Eva Joly est magistrate et femme politique. Dans sa vie, elle a exercé plusieurs métiers : jeune fille au pair dans une famille française (dont elle a épousé le fils aîné), décoratrice (pour subvenir aux besoin de leur ménage). Elle s’est aussi distinguée : troisième place au concours de Miss Norvège (à 18 ans), concours (réussi) d’entrée à l’école de la magistrature (à 38 ans), prix de l’intégrité par l’ONG Transparency International (en 2001), prix de l’humour politique (pour une très bonne blague sur Dominique Strauss-Kahn). Elle a instruit des affaires : Bernard Tapie vs Crédit Lyonnais, Elf, les frégates de Taïwan et l’affaire Dumas-Deviers-Joncour. Elle a conseillé : la Norvège (dans la lutte contre la corruption), un président malgache (réputé corrompu) et l’Islande (en enquêtant sur la crise financière en 2009).

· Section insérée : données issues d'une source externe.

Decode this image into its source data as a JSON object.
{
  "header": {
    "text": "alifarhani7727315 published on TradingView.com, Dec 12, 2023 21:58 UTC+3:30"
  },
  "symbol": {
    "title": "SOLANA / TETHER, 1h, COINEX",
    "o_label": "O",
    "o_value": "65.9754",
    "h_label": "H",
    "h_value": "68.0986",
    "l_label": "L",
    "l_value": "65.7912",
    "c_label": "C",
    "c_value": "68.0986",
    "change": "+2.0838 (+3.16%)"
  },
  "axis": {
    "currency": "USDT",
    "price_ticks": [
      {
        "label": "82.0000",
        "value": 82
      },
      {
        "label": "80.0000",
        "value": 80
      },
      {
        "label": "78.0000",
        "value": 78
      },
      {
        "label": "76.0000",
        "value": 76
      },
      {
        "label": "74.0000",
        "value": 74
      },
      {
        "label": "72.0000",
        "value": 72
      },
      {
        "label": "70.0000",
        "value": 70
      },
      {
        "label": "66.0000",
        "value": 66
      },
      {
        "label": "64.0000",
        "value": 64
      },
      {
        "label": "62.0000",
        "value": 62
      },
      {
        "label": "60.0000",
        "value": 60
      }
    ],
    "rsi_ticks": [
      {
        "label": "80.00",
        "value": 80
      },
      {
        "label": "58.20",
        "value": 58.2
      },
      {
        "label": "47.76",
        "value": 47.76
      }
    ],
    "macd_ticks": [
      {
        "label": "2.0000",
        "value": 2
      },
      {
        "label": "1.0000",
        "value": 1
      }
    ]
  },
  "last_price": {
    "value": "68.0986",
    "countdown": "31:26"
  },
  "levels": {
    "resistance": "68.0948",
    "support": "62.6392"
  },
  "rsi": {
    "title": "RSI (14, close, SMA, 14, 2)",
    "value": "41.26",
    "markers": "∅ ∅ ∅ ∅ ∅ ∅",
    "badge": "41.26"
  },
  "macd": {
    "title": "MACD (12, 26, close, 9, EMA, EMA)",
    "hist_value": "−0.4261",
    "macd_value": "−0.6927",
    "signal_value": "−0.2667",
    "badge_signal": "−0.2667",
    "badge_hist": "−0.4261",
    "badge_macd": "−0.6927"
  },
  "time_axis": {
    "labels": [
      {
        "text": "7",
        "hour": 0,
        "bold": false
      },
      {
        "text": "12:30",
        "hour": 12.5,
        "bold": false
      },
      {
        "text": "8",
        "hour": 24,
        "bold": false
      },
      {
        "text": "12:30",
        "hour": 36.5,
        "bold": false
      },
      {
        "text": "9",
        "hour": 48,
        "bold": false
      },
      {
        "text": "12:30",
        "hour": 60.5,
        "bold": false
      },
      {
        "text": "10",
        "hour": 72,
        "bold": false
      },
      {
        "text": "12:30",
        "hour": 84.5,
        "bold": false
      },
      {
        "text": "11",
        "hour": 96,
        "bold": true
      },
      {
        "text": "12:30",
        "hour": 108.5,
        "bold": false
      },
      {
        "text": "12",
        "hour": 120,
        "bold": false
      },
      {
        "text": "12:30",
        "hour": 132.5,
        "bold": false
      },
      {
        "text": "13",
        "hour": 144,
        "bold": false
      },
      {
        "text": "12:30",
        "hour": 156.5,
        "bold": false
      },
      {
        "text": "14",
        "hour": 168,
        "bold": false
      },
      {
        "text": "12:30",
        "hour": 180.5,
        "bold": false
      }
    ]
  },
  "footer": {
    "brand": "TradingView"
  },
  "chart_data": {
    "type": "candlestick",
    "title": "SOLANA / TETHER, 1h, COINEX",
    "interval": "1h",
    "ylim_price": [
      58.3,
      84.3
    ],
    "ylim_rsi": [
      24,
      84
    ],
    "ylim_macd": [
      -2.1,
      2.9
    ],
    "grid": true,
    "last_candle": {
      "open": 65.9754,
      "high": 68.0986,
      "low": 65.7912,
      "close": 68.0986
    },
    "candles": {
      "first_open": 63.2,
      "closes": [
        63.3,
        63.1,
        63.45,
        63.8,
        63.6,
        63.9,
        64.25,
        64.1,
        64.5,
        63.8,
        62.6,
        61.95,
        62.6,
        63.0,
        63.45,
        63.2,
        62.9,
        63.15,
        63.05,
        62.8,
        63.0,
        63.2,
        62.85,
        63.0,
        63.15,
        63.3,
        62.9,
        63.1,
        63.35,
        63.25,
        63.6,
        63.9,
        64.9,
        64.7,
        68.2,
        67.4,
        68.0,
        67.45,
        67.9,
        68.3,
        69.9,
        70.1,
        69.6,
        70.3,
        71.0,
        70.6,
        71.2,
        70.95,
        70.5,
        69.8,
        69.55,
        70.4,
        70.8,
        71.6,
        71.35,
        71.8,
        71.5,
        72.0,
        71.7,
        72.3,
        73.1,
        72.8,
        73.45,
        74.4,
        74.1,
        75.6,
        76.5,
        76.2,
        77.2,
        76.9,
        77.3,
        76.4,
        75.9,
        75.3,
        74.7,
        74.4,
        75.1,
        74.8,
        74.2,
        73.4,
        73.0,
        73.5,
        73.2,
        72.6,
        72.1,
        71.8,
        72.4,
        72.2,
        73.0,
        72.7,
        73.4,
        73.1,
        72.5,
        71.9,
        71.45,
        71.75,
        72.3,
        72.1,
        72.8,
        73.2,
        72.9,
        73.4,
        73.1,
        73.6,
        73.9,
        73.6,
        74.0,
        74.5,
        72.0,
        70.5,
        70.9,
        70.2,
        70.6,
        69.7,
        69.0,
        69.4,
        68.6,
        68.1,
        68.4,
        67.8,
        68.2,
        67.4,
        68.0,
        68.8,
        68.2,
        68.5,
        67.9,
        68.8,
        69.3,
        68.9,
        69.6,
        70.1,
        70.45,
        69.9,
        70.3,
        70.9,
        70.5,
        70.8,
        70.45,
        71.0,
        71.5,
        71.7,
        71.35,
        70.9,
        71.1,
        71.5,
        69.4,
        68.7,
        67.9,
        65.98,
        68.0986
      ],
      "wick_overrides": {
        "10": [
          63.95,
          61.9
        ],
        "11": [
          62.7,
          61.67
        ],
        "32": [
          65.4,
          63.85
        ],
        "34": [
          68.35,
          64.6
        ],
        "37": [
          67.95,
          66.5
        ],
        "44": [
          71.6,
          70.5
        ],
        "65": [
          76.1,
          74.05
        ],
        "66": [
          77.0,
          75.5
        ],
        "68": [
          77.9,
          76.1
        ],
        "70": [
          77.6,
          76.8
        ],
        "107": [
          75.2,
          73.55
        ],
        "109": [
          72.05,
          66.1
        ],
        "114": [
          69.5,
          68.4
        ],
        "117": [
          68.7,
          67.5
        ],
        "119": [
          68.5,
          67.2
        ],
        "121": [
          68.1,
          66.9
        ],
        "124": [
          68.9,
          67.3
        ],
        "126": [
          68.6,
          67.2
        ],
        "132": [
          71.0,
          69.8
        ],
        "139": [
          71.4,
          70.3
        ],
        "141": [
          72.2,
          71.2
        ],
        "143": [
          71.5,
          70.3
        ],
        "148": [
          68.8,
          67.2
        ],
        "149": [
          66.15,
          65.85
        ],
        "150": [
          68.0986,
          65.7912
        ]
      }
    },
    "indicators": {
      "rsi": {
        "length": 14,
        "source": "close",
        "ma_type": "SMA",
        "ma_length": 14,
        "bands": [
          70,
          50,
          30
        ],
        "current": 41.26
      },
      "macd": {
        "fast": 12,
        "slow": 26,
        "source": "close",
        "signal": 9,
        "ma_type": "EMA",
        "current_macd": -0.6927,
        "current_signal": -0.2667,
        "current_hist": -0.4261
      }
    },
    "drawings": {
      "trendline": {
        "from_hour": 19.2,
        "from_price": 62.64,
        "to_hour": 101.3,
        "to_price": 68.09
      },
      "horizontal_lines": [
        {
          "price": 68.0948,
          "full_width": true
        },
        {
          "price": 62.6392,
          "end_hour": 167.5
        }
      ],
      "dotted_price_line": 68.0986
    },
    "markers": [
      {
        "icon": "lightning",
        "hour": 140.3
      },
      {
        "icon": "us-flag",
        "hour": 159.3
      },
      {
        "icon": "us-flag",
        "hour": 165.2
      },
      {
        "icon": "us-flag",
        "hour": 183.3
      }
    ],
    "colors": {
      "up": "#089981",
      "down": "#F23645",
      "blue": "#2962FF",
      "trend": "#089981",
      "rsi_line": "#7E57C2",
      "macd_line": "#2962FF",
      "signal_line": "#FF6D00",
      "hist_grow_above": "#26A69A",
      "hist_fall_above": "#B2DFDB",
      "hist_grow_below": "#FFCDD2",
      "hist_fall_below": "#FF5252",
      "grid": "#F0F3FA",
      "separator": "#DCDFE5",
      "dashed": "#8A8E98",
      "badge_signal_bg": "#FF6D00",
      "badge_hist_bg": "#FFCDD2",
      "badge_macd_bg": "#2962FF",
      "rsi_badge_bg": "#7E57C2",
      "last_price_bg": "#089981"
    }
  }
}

Elle a été candidate écologiste (à la présidence de la République française en 2012) et élue (au parlement européen, deux fois). Elle a écrit 11 livres, et fait l’objet de deux autres. En ce moment, elle est avocate.

Anne-sarah kertudo

Anne-Sarah Kertudo est juriste, directrice de l’association Droit Pluriel « pour une justice accessible à tous ». Elle vient de réaliser pour France 5 Parents à part entière où elle tente de répondre à la question : « Comment protéger son enfant si on ne voit pas les voitures arriver au moment de traverser ? ». Cette histoire, c’est la sienne. Elle a également publié Est-ce qu’on entend la mer à Paris ? Histoire de la permanence juridique pour les sourds. Ce service de la Ville de Paris, gratuit, unique en France, c’est aussi son histoire. Elle l’a créé pour permettre à ceux qui ne parlent que la langue des signes de respecter l’adage « nul n’est censé ignorer la loi ». Son adage à elle, c’est « il n’y a pas de honte, rien n’est grave, sauf peut-être de ne jamais être soi ». Elle est l’héroïne d’un roman de Mathieu Simonet publié au Seuil. Le titre : Anne-Sarah K.

Françoise mouly

Françoise Mouly est artiste, graphiste et depuis toujours ou presque, directrice artistique du New Yorker. Son métier c’est la maïeutique. L’art d’accoucher chaque semaine d’une image : la couverture toujours dessinée et qu’aucune titraille ne vient compléter – de l’hebdomadaire tiré à un million d’exemplaires. Elle travaille avec les plus grands, en coulisses, et pourtant c’est elle qui a dessiné peut-être la plus célèbre des Unes du magazine, en septembre 2001 : les tours jumelles, en noir sur fond noir, sur une idée de son mari Art Spiegelman. Avec lui, elle avait fondé en 1980 la légendaire revue graphique RAW, qui contribua à faire de la bande dessinée un art adulte. A ce propos, elle était tout juste majeure quand elle a quitté Paris pour une année sabbatique à New York. Elle n’a jamais réussi à rentrer: c’était fichu pour les études d’architecture (1er art) mais pas pour le dessin et la BD (9e art).

Nathalie rykiel

Nathalie Rykiel est écrivain, après avoir dirigé une maison de couture pendant 20 ans. Elle a été directrice générale, directrice artistique, présidente, et vice présidente du conseil d’administration de Sonia Rykiel, à la fois affaire familiale et marque globale – 30 pays, 65 boutiques, 80 millions de chiffre d’affaires – tellement globale que c’est un groupe chinois qui finira par l’acheter. La grande aventure de la vie de Nathalie, ça a été sa mère. Elle lui a offert le plus enchanté des anniversaires (un défilé immortalisé par Loïc Prigent, en 2008), elle vient d’inaugurer une rue qui porte son nom (l’allée Sonia-Rykiel, une première à Paris pour une figure de la mode). Et elle continue d’en faire des livres, dernièrement Ecoute-moi bien (chez Stock). Son autre aventure a été de s’inventer, elle aussi, en femme libre. Tour à tour mère parfaite, parfaite amoureuse (la lingerie, les sex-toys, Les Grands classiques de la littérature libertine en 20 volumes, c’est elle) et femme de tête. Le plus intéressant, naturellement, c’est de mélanger toutes ces vies, toutes ces femmes, en une «Mets tes talons les plus hauts, tes chaussures les plus rouges, viens, on danse maintenant».